A major challenge of health care in the twenty-first century will be a paradigmatic shift from an acute and largely communicable disease model to one that reflects chronic disease. Over a hundred years ago, communicable diseases –tuberculosis, diphtheria, and influenza – were the leading causes of death that largely contributed to infant and child mortality rates (Brim, Friedman, et al., 1970). The advent of antimicrobial therapy and major public health initiatives, such as vaccinations, have reduced mortality in these early years of life. As a result, chronic diseases – heart disease, cancer, stroke, lung disease – have displaced acute infectious diseases as the major causes of morbidity and mortality today (CDC, 2003; Jemal, Ward, et al., 2005). This shift may be illustrated in considering a 45-year-old woman who is newly diagnosed with diabetes mellitus and will require care over the next three to five decades. From a life course perspective, the biometric goal for her will not be a targeted level of glucose control at the next medical visit but a sustained trajectory of glucose control. The identification of major contributing factors – biological, social, and behavioral – in the early stages of her disease will confer an accumulation of risk providing a way to look at these trajectories that will inform treatment decisions and other interventions that last many years. Life course principles and trajectory analyses offer this way of thinking.

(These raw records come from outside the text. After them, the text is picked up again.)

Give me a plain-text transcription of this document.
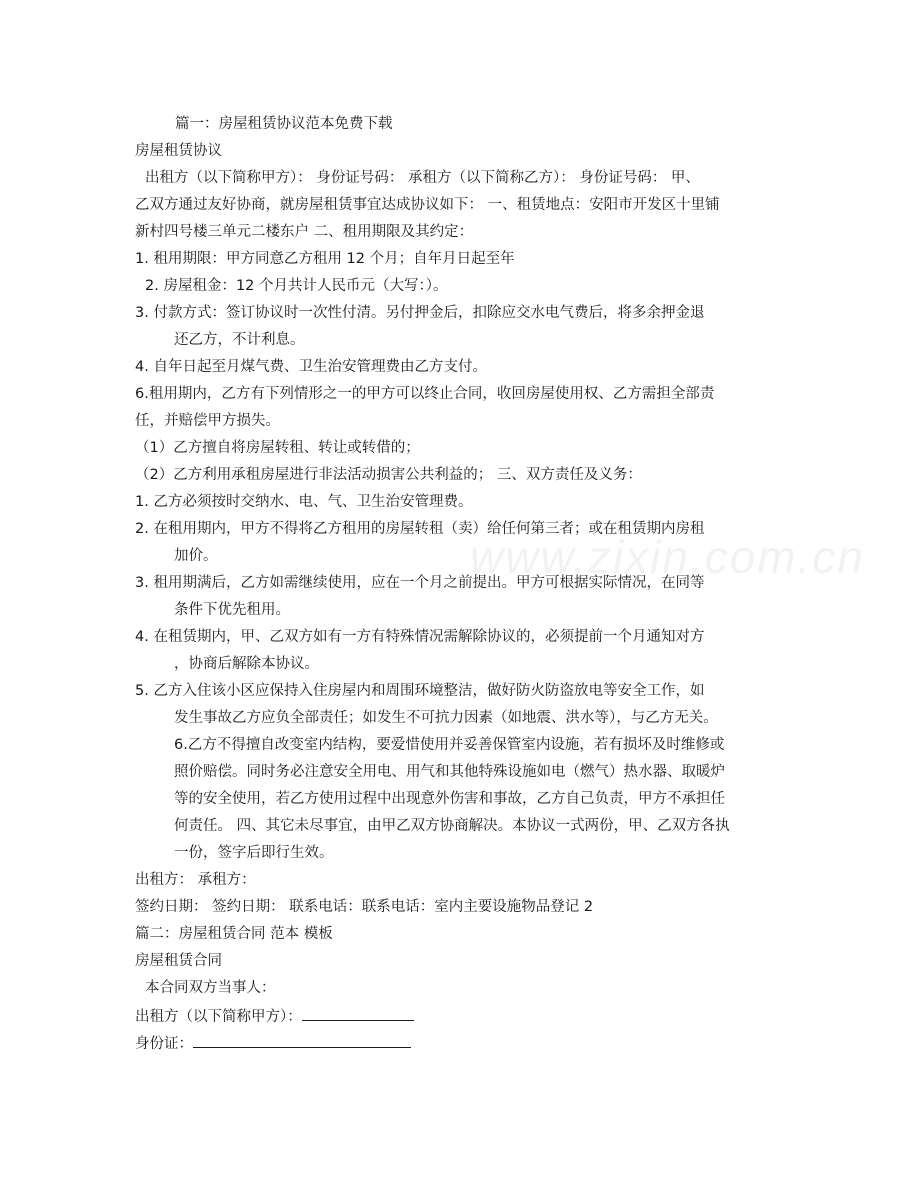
www.zixin.com.cn
篇一：房屋租赁协议范本免费下载
房屋租赁协议
出租方（以下简称甲方）： 身份证号码： 承租方（以下简称乙方）： 身份证号码： 甲、
乙双方通过友好协商，就房屋租赁事宜达成协议如下： 一、租赁地点：安阳市开发区十里铺
新村四号楼三单元二楼东户 二、租用期限及其约定：
1. 租用期限：甲方同意乙方租用 12 个月；自年月日起至年
2. 房屋租金：12 个月共计人民币元（大写：）。
3. 付款方式：签订协议时一次性付清。另付押金后，扣除应交水电气费后，将多余押金退
还乙方，不计利息。
4. 自年日起至月煤气费、卫生治安管理费由乙方支付。
6.租用期内，乙方有下列情形之一的甲方可以终止合同，收回房屋使用权、乙方需担全部责
任，并赔偿甲方损失。
（1）乙方擅自将房屋转租、转让或转借的；
（2）乙方利用承租房屋进行非法活动损害公共利益的； 三、双方责任及义务：
1. 乙方必须按时交纳水、电、气、卫生治安管理费。
2. 在租用期内，甲方不得将乙方租用的房屋转租（卖）给任何第三者；或在租赁期内房租
加价。
3. 租用期满后，乙方如需继续使用，应在一个月之前提出。甲方可根据实际情况，在同等
条件下优先租用。
4. 在租赁期内，甲、乙双方如有一方有特殊情况需解除协议的，必须提前一个月通知对方
，协商后解除本协议。
5. 乙方入住该小区应保持入住房屋内和周围环境整洁，做好防火防盗放电等安全工作，如
发生事故乙方应负全部责任；如发生不可抗力因素（如地震、洪水等），与乙方无关。
6.乙方不得擅自改变室内结构，要爱惜使用并妥善保管室内设施，若有损坏及时维修或
照价赔偿。同时务必注意安全用电、用气和其他特殊设施如电（燃气）热水器、取暖炉
等的安全使用，若乙方使用过程中出现意外伤害和事故，乙方自己负责，甲方不承担任
何责任。 四、其它未尽事宜，由甲乙双方协商解决。本协议一式两份，甲、乙双方各执
一份，签字后即行生效。
出租方： 承租方：
签约日期： 签约日期： 联系电话：联系电话：室内主要设施物品登记 2
篇二：房屋租赁合同 范本 模板
房屋租赁合同
本合同双方当事人：
出租方（以下简称甲方）：
身份证：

For health-care providers and public health officials, life course health data will allow a more complete understanding of how health is maintained or how disease develops over the life span. Practically, this information will transform the way health promotion and disease prevention programs are designed and implemented (Halfon & Conway, 2013). For example, predictive models using a life course approach may identify patients who are most likely to develop heart disease or diabetes, based on their cumulative individual (e.g., lack of exercise) and larger contextual (e.g., residence in a high-stress community) risk factors, facilitating the creation of targeted preemptive and preventive interventions (Halfon & Conway, 2013). At the same time, modeling pathways will support evaluation not in terms of “snapshots” of current status but of status and change in status over many years.

Health insurers and other payors will have greater incentives to promote health trajectories for populations of patients and to augment the longitudinal integration of health-care services, such as extending coverage and benefits from years to decades, creating incentives to manage risk and assume accountability for specified health outcomes (Halfon & Conway, 2013). An effective and efficient health-care system, as illustrated in Fig. 16.2, would ultimately require not only health-care services that are vertically integrated across medical, educational, and social service sites (e.g., worksites, schools) but also the horizontal integration across the entirety of the life course (Halfon & Conway, 2013; Halfon & Hochstein, 2002).